Erstsemester-Blog

Julia Twachtmann (Ersti 2009)Julia Twachtmann (Ersti 2009)  |  27. Januar 2010, 22:21

Endspurt

Die Semesterferien rücken immer näher und vorher gibt es noch einiges zu tun.

In den Wochen nach Weihnachten habe ich meine erste Hausarbeit geschrieben. Sie trägt den Titel: AUTISMUS – Selbstbestimmung und gesellschaftliche Integration bei einer Beeinträchtigung. Das Thema habe ich mir selber ausgesucht.

Ich muss sagen, bis zur Abgabe hat mir das Schreiben hin und wieder Sorgen gemacht. Ich habe zahlreiche Bücher angelesen, nur um festzustellen, dass das gewählte Buch doch nicht zum Thema passt. Das war anstrengend. Und wenn dann doch eine passende Textstelle gefunden war, musste ich mich erst einmal mit den Regeln zum Zitieren rumschlagen. In Sonderpädagogik haben wir einen Reader zum Wissenschaftlichen Arbeiten bekommen, an dessen Vorgaben wir uns halten müssen. Dabei gibt es gefühlte 100 verschiedene Zitierweisen. :P Aber nicht nur daran habe ich mich aufgehalten. Ich habe einzelne Teile immer und immer wieder umgeschrieben. An manchen Tagen kam ich ganz gut voran, an anderen gar nicht. Schlussendlich war sie jedoch fertig (ich ebenfalls, mit den Nerven) und konnte abgegeben werden. Das war ein gutes Gefühl. Ein Meisterwerk ist sie nicht, aber für die erste Hausarbeit bin ich ganz zufrieden. :) Eine Note gibt es diesmal nicht, aber ich bin dennoch gespannt auf die Rückmeldung. Meiner Meinung nach war das Schreiben eine gute Übung, da man aus seinen Fehlern bekanntlich lernen kann.

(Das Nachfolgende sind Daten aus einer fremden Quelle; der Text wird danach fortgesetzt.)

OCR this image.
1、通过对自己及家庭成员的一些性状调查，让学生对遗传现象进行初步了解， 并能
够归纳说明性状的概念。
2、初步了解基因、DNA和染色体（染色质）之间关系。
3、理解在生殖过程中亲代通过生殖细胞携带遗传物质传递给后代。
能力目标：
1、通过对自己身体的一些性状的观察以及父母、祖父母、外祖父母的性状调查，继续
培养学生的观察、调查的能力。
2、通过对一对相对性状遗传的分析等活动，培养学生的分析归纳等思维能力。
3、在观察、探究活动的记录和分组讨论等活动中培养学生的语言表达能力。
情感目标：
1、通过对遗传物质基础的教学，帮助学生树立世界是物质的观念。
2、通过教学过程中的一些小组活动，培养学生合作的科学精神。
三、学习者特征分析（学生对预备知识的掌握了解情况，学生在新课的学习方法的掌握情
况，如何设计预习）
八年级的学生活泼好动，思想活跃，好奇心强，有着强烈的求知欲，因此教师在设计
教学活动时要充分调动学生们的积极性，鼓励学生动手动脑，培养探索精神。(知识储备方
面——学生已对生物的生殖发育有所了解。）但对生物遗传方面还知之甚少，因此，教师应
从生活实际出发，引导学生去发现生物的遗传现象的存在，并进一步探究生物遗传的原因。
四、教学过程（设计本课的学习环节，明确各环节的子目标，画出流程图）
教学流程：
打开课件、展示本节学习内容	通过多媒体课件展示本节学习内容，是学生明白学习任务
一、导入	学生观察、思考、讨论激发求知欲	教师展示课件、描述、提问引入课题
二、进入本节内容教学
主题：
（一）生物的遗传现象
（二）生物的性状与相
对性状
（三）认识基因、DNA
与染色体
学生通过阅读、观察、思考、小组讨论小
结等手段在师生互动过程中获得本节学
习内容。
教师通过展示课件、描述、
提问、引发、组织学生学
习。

Desweiteren habe ich ein Referat gehalten, das mir nicht gut in Erinnerung geblieben ist. Es war schrecklich. Ich bin vor lauter Aufregung fast gestorben. Gar nicht so leicht, sich nach einer langen Zeit, in der man keine Vorträge halten musste, vor eine Gruppe von Leuten zu stellen und was zu irgendeinem Thema zu erzählen. Aber abgehakt, das habe ich nun auch hinter mir, obwohl ich befürchte, dass das nicht das letzte Referat meiner Studienzeit gewesen sein wird. :P

Nun ja, das nächste was ansteht ist eine Soziologie-Klausur. Bis diese am 8. Februar geschrieben wird, muss ich noch die eine oder andere Stunde lernen. Parallel dazu lerne ich noch für meine mündliche Prüfung in Philosophie. Die findet genau eine Woche später statt und dreht sich im Kern um Metaphysik/Gottesbeweise. Auch dafür muss ich einiges wissen, was bis jetzt noch nicht in meinem Kopf ist. Immerhin beginnt Ende der nächsten Woche die vorlesungsfreie Zeit und ich kann mich voll und ganz den Prüfungen widmen. :P

Doch nicht nur die Prüfungen kündigen das baldige Ende des Semesters an. Seit Montag dieser Woche werden nach und nach die einzelnen Seminare für das Sommersemester freigeschaltet und der Kampf um begehrte Plätze beginnt. Ich habe die Prozedur zu Beginn des Wintersemesters schon einmal beschrieben und es hat sich seitdem nichts geändert. Diesmal bin ich jedoch darauf vorbereitet und sitze so wie heute mit meinem Laptop in der Uni und warte mit einigen anderen darauf, dass die Uhr von 10.59 auf 11.00 umspringt und man sich für die Veranstaltung anmelden kann. Jeder hofft dabei auf eine schnelle Internetverbindung, weil es durchaus vorkommt, dass die 45 Plätze in begehrten Seminaren schon nach einer Minute belegt sind und man lediglich einen Platz auf der Warteliste bekommt. Stressig ohne Ende. Aber immerhin, ich muss diese Woche nur noch zweimal punktgenau klicken bis mein Stundenplan für das zweite Semester fertig ist. Wenn alles so klappt, wie ich mir das ausgedacht habe, dann habe ich einen ziemlich guten Stundenplan. :)

Bis jetzt habe ich trotz des steigenden Prüfungsdrucks noch genügend Zeit mich hin und wieder mal mit den alten oder neuen Freunden zu treffen und einen Kaffee zu trinken. Das lenkt mich zumindest für den Moment ganz wunderbar ab und lässt mich Referate, Lernstoff und Stundenpläne vergessen.